“The goal of American Transparency’s project, Open the Books, is to put every dime of government spending—on all levels—online, in real time. It’s an ambitious and audacious mission to map government’s role in our lives.”
Dr. Coburn, a former U.S. senator from Oklahoma, is the honorary chairman of American Transparency.
Citizen activists can now monitor online how elected federal and state officials are spending their money.
With the rise of supposed outsider candidates, pundits are calling the coming presidential election a referendum on the establishment. They’re missing a more profound story, which is the rise of new elites. These are the citizen activists using technology to reshape the status quo in ways neither the traditional establishment nor today’s antiestablishment pretenders understand.

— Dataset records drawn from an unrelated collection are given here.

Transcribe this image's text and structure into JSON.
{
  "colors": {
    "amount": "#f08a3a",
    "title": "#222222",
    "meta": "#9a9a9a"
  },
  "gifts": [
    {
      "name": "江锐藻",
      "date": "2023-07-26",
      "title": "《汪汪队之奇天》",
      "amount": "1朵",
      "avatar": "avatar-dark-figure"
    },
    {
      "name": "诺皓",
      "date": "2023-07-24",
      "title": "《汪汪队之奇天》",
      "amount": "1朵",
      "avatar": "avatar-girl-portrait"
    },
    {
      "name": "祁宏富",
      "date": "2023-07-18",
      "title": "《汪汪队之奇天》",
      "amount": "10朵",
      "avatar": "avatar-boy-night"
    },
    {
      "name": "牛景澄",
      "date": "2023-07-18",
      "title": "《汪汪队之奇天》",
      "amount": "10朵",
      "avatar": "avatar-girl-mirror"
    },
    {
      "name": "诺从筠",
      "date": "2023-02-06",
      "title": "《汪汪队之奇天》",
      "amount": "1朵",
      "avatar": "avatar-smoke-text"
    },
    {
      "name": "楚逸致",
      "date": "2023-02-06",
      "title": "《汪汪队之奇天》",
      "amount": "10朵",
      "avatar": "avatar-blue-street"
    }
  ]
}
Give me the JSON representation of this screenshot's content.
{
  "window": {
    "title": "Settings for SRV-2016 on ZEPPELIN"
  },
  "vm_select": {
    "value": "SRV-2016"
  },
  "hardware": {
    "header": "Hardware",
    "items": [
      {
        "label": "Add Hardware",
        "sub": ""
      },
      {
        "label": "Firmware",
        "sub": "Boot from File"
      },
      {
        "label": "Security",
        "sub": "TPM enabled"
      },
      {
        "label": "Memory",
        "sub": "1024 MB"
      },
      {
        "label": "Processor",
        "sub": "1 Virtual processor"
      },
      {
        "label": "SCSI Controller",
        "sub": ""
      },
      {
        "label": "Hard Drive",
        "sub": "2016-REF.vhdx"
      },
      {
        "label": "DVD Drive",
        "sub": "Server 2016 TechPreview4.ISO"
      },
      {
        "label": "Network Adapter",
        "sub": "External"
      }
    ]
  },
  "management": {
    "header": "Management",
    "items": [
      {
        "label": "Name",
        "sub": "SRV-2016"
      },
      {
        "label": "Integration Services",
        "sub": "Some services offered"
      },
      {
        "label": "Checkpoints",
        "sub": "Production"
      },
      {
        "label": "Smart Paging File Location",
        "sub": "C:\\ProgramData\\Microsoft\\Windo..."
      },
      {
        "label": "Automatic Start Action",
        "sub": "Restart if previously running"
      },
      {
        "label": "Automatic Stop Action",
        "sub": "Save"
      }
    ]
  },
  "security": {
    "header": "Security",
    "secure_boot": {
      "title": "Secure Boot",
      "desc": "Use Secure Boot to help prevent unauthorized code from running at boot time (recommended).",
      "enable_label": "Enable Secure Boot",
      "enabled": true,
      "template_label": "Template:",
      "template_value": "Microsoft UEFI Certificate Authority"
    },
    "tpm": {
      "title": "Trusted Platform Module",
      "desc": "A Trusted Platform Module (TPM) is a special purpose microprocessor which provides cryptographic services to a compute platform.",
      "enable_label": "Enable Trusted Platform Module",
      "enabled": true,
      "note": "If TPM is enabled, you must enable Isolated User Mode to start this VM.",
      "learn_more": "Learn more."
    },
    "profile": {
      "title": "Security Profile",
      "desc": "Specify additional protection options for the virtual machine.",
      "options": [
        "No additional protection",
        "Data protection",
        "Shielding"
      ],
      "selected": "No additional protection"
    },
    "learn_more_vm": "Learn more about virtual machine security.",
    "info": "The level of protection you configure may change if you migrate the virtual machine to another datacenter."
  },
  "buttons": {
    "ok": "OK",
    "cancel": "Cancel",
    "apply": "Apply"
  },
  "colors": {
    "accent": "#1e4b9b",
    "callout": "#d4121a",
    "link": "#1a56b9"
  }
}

The rise of citizen activism became apparent to me during the GOP’s struggle over earmarks. As a member of the House of Representatives, where I served from 1995 to 2001, I had fought against earmarks unsuccessfully. By the time I was elected to the Senate in 2004, I was confident that a David vs. Goliath strategy would succeed.

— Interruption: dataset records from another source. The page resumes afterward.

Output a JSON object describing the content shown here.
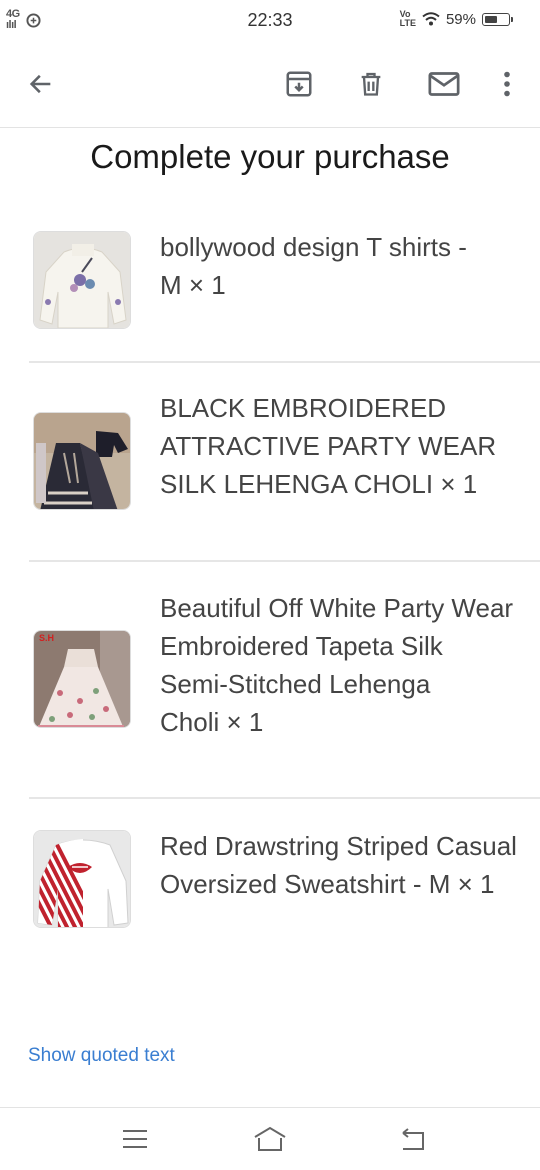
{
  "status_bar": {
    "network_badge_top": "4G",
    "network_badge_bottom": "ılıl",
    "time": "22:33",
    "volte_top": "Vo",
    "volte_bottom": "LTE",
    "battery_label": "59%",
    "battery_level": 0.59
  },
  "toolbar": {
    "back_icon": "arrow-left-icon",
    "archive_icon": "archive-icon",
    "delete_icon": "trash-icon",
    "mail_icon": "envelope-icon",
    "more_icon": "more-vert-icon"
  },
  "email": {
    "heading": "Complete your purchase",
    "products": [
      {
        "line1": "bollywood design T shirts -",
        "line2": "M × 1"
      },
      {
        "line1": "BLACK EMBROIDERED",
        "line2": "ATTRACTIVE PARTY WEAR",
        "line3": "SILK LEHENGA CHOLI × 1"
      },
      {
        "line1": "Beautiful Off White Party Wear",
        "line2": "Embroidered Tapeta Silk",
        "line3": "Semi-Stitched Lehenga",
        "line4": "Choli × 1",
        "thumb_tag": "S.H"
      },
      {
        "line1": "Red Drawstring Striped Casual",
        "line2": "Oversized Sweatshirt - M × 1"
      }
    ],
    "show_quoted_text": "Show quoted text"
  },
  "nav_bar": {
    "menu_icon": "menu-icon",
    "home_icon": "home-icon",
    "back_icon": "back-icon"
  },
  "colors": {
    "link": "#3a7ed1",
    "icon": "#5f6368",
    "divider": "#e6e6e6"
  }
}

While the establishment thought we were outgunned, the balance of power had shifted. We had the support of the “blogosphere”—an army of citizen journalists. Anyone with a laptop could be an investigative reporter and publish his or her findings. In the end we were nimbler and more effective than the lethargic, pork-addicted congressional appropriators.

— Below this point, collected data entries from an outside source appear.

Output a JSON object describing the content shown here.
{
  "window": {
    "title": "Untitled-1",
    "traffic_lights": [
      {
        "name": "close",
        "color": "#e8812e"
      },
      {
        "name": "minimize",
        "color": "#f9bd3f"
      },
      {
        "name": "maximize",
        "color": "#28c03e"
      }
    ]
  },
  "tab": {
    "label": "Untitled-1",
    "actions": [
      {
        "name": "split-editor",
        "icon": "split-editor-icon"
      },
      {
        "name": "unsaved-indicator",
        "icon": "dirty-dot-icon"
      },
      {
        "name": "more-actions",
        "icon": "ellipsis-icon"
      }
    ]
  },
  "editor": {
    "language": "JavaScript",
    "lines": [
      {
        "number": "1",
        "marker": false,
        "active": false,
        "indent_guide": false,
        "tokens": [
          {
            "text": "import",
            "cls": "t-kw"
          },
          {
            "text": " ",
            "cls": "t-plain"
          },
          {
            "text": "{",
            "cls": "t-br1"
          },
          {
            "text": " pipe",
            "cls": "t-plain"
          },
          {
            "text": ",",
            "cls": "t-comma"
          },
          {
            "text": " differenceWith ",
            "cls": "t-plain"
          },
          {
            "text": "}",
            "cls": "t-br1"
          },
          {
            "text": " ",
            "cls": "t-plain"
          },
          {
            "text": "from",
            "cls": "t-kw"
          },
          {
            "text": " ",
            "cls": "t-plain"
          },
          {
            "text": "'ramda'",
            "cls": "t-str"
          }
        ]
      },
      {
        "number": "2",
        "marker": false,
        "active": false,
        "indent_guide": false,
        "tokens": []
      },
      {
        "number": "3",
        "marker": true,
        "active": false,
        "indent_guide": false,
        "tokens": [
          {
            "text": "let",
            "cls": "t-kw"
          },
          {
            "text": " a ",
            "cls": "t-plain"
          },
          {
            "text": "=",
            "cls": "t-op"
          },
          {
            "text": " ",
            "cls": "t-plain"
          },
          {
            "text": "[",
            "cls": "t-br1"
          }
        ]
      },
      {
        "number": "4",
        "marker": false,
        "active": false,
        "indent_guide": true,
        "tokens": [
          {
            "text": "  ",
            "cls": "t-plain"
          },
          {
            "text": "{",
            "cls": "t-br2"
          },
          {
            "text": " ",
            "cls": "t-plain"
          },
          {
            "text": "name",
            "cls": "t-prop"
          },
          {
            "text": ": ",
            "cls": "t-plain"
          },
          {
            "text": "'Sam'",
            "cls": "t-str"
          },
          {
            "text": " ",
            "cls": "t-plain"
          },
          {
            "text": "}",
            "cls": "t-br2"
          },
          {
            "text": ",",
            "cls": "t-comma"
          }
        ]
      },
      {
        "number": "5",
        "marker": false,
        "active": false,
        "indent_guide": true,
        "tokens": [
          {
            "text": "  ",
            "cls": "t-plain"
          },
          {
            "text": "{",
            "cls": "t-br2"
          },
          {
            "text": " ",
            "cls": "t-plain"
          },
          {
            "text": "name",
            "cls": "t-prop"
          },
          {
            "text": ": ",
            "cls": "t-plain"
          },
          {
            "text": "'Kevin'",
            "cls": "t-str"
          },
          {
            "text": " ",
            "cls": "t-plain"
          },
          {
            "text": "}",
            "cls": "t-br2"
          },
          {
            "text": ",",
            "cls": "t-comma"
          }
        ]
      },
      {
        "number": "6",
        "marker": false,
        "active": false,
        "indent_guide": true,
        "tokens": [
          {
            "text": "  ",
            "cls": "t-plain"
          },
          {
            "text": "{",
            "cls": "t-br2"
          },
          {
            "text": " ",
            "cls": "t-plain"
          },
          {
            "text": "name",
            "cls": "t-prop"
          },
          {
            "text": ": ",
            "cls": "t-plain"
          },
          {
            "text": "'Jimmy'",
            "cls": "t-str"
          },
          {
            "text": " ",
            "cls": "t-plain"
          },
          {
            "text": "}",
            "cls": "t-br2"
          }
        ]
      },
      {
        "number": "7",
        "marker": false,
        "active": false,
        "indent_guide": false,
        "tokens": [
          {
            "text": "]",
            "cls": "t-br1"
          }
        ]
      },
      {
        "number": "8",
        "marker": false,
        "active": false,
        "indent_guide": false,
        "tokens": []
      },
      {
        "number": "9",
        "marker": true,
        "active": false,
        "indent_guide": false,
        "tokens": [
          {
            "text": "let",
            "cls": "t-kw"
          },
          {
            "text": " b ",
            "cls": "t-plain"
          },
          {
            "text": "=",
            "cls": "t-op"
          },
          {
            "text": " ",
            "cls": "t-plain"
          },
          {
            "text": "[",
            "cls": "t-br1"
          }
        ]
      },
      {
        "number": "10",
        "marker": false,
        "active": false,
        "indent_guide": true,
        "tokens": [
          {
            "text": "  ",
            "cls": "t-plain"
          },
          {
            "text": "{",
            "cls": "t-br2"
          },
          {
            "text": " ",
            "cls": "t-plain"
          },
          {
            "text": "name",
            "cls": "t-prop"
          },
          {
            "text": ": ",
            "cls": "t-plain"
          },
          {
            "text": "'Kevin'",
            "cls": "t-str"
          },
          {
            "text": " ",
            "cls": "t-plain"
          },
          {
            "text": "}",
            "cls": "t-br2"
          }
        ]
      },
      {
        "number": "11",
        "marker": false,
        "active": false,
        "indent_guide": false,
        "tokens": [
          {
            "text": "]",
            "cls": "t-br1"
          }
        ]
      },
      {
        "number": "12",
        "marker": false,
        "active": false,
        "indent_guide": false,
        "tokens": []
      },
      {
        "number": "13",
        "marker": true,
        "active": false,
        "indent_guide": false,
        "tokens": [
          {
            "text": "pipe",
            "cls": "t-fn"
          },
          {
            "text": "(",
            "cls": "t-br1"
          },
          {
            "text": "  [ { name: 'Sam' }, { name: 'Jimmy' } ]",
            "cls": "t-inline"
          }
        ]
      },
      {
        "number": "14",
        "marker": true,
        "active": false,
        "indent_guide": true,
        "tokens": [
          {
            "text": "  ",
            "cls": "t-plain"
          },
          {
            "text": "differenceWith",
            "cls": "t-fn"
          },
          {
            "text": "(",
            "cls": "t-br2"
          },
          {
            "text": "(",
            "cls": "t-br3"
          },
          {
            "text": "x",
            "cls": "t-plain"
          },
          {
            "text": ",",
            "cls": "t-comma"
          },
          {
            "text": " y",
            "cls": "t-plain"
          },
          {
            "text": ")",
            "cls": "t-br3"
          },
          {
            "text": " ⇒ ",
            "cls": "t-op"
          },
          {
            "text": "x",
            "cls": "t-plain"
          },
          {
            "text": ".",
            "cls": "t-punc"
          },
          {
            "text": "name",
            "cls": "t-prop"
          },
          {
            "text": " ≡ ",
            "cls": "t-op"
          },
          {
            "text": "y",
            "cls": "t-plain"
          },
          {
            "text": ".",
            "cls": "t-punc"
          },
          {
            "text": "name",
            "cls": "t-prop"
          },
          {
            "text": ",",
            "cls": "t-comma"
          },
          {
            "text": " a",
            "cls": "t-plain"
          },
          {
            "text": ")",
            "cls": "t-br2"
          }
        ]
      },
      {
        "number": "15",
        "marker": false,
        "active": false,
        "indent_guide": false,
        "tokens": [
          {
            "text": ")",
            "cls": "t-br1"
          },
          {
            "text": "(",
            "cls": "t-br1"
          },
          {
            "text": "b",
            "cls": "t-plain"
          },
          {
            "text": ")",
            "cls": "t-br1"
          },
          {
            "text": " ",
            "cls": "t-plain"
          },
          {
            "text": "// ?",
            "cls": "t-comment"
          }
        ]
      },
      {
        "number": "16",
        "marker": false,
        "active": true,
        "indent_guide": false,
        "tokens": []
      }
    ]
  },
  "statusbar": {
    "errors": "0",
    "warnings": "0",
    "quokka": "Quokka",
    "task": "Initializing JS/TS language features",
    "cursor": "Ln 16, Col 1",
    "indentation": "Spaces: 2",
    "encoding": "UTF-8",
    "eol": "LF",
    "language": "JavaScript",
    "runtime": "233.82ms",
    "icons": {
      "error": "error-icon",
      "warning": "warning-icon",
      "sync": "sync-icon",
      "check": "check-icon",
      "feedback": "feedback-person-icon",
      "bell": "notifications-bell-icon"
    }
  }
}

No fight better illustrated the power of these elites more than the debate about the “Bridge to Nowhere” earmark. On Oct. 21, 2005, I offered an amendment to eliminate the bridge planned for Ketchikan, Alaska. We lost the vote 15-82 in the Senate but won the argument among the electorate. Thanks to the public outcry expressed through the blogosphere the vote put earmarks on the road to extinction. Congress banned them in 2010.
The power of these new elites in action made me want to pave the way for more. Not long after the bridge vote I teamed up with a freshman senator from Illinois, Barack Obama, who was eager to burnish his bipartisan credentials around “good government” initiatives.